Toutefois, cette croissance rapide n’est pas sans poser de défis. Tanger Med, malgré ses performances reconnues, atteint désormais ses limites de capacité. Face à cette saturation, les opérateurs se tournent de plus en plus vers le port de Casablanca. Or, ce dernier n’a pas été conçu à l’origine pour accueillir un tel volume de transbordement, ce qui engendre une pression importante sur ses infrastructures.
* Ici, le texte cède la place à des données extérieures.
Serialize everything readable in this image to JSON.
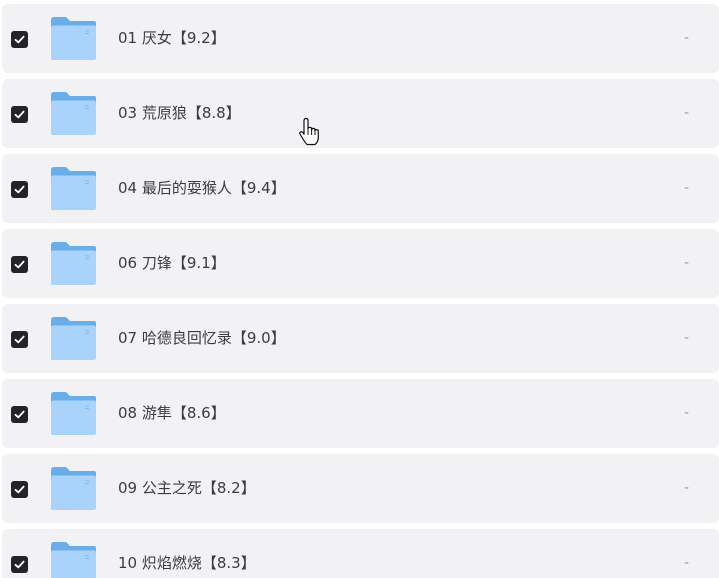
{
  "files": [
    {
      "name": "01 厌女【9.2】",
      "size": "-",
      "checked": true
    },
    {
      "name": "03 荒原狼【8.8】",
      "size": "-",
      "checked": true
    },
    {
      "name": "04 最后的耍猴人【9.4】",
      "size": "-",
      "checked": true
    },
    {
      "name": "06 刀锋【9.1】",
      "size": "-",
      "checked": true
    },
    {
      "name": "07 哈德良回忆录【9.0】",
      "size": "-",
      "checked": true
    },
    {
      "name": "08 游隼【8.6】",
      "size": "-",
      "checked": true
    },
    {
      "name": "09 公主之死【8.2】",
      "size": "-",
      "checked": true
    },
    {
      "name": "10 炽焰燃烧【8.3】",
      "size": "-",
      "checked": true
    }
  ],
  "icons": {
    "checkbox": "checkmark-icon",
    "folder": "folder-icon",
    "cursor": "hand-pointer-icon"
  },
  "colors": {
    "row_background": "#f2f2f5",
    "checkbox_fill": "#23242a",
    "folder_back": "#6aaee9",
    "folder_front": "#a9d3fb"
  }
}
L’Association des armateurs du Maroc (ARMA) souligne que cette surcharge touche particulièrement les flux à destination de l’Afrique de l’Ouest et des États-Unis. Elle serait également alimentée par l’augmentation du trafic domestique, portée par la montée en puissance des projets industriels et commerciaux du pays.
Plusieurs facteurs aggravent cette situation de congestion : la baisse de productivité observée durant le mois de Ramadan, les fermetures prolongées des ports à cause des intempéries (près de 18 jours) ainsi que la hausse des importations destinées à alimenter les grands chantiers nationaux.
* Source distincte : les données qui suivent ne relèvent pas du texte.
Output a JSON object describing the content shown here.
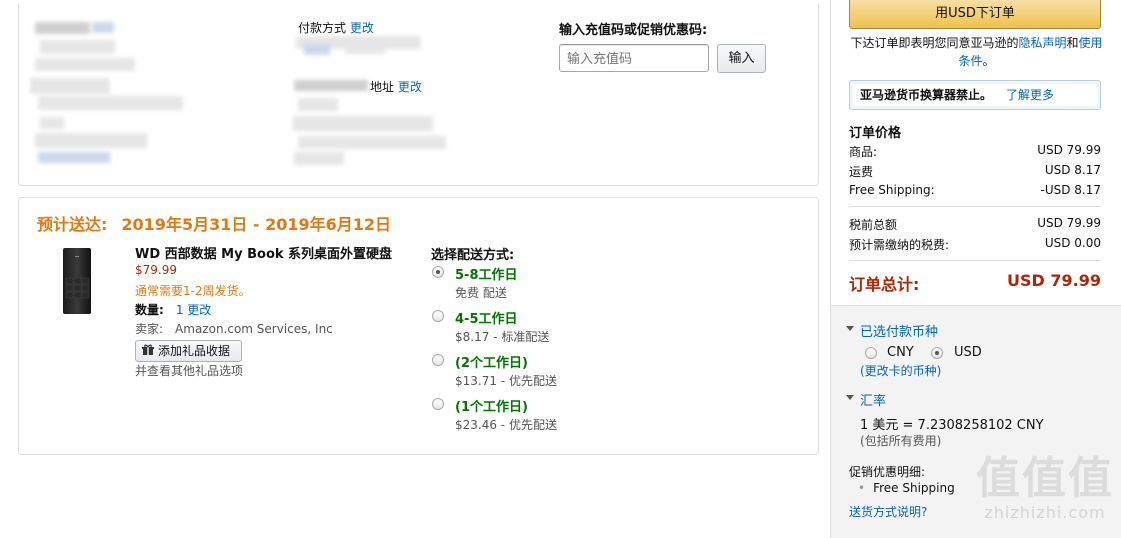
{
  "address": {
    "change_label": "更改"
  },
  "payment": {
    "title": "付款方式",
    "change_label": "更改",
    "billing_title": "地址",
    "billing_change": "更改"
  },
  "giftcard": {
    "title": "输入充值码或促销优惠码:",
    "placeholder": "输入充值码",
    "button": "输入"
  },
  "shipment": {
    "arrival_label": "预计送达:",
    "arrival_dates": "2019年5月31日 - 2019年6月12日",
    "product": {
      "title": "WD 西部数据 My Book 系列桌面外置硬盘",
      "price": "$79.99",
      "availability": "通常需要1-2周发货。",
      "qty_label": "数量:",
      "qty_value": "1",
      "qty_change": "更改",
      "seller_label": "卖家:",
      "seller_name": "Amazon.com Services, Inc",
      "gift_button": "添加礼品收据",
      "gift_more": "并查看其他礼品选项"
    },
    "options_title": "选择配送方式:",
    "options": [
      {
        "main": "5-8工作日",
        "sub": "免费 配送",
        "selected": true
      },
      {
        "main": "4-5工作日",
        "sub": "$8.17 - 标准配送",
        "selected": false
      },
      {
        "main": "(2个工作日)",
        "sub": "$13.71 - 优先配送",
        "selected": false
      },
      {
        "main": "(1个工作日)",
        "sub": "$23.46 - 优先配送",
        "selected": false
      }
    ]
  },
  "sidebar": {
    "place_order": "用USD下订单",
    "agree_prefix": "下达订单即表明您同意亚马逊的",
    "privacy_link": "隐私声明",
    "and": "和",
    "terms_link": "使用条件",
    "period": "。",
    "converter_notice": "亚马逊货币换算器禁止。",
    "learn_more": "了解更多",
    "summary_title": "订单价格",
    "rows": [
      {
        "label": "商品:",
        "value": "USD 79.99"
      },
      {
        "label": "运费",
        "value": "USD 8.17"
      },
      {
        "label": "Free Shipping:",
        "value": "-USD 8.17"
      },
      {
        "label": "税前总额",
        "value": "USD 79.99"
      },
      {
        "label": "预计需缴纳的税费:",
        "value": "USD 0.00"
      }
    ],
    "total_label": "订单总计:",
    "total_value": "USD 79.99",
    "currency_section": "已选付款币种",
    "currency_cny": "CNY",
    "currency_usd": "USD",
    "change_card_currency": "(更改卡的币种)",
    "rate_section": "汇率",
    "rate_value": "1 美元 = 7.2308258102 CNY",
    "rate_note": "(包括所有费用)",
    "promo_title": "促销优惠明细:",
    "promo_item": "Free Shipping",
    "shipping_explain": "送货方式说明?"
  },
  "watermark": {
    "big": "值值值",
    "small": "zhizhizhi.com"
  }
}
Les conséquences sont lourdes : les retards s’accumulent et les coûts logistiques flambent. À titre d’exemple, l’immobilisation d’un navire transportant 50 000 tonnes de blé pendant 20 jours peut engendrer des pertes estimées à 800 000 dollars, selon l’Association des armateurs du Maroc.
À court terme, les marges de manœuvre sont étroites. Les infrastructures existantes approchent de la saturation et les solutions immédiates manquent. C’est pourquoi les professionnels du secteur plaident pour des investissements urgents, notamment dans les outils de manutention, la digitalisation des procédures, ainsi qu’une meilleure coordination des contrôles douaniers et sanitaires.
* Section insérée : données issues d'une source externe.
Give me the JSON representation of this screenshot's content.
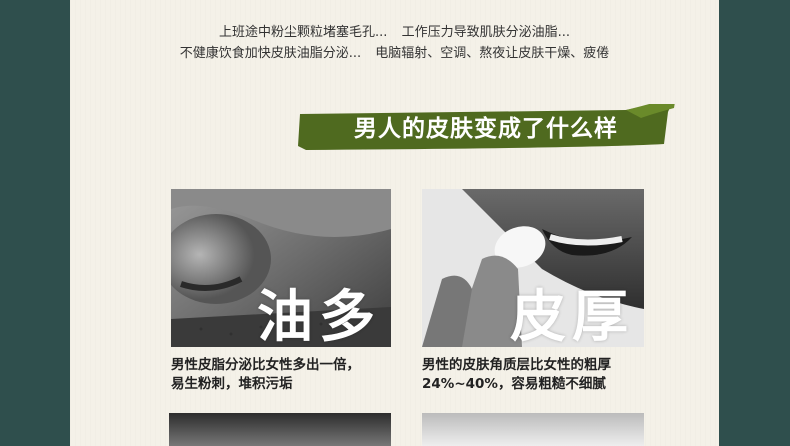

À moyen terme, l’ouverture programmée du port de Dakhla, dans le sud du pays, pourrait apporter une bouffée d’oxygène au système logistique national. D’autres pistes sont à l’étude, notamment le réaménagement du port de Mohammedia, afin de diversifier les capacités d’accueil et de mieux répartir les flux.
Face aux recompositions géopolitiques mondiales, le Maroc se retrouve à la croisée des chemins. Il a su tirer parti des crises pour renforcer sa place dans les chaînes logistiques internationales. Mais cette ascension ne pourra se poursuivre qu’au prix d’un effort constant de modernisation et d’adaptation.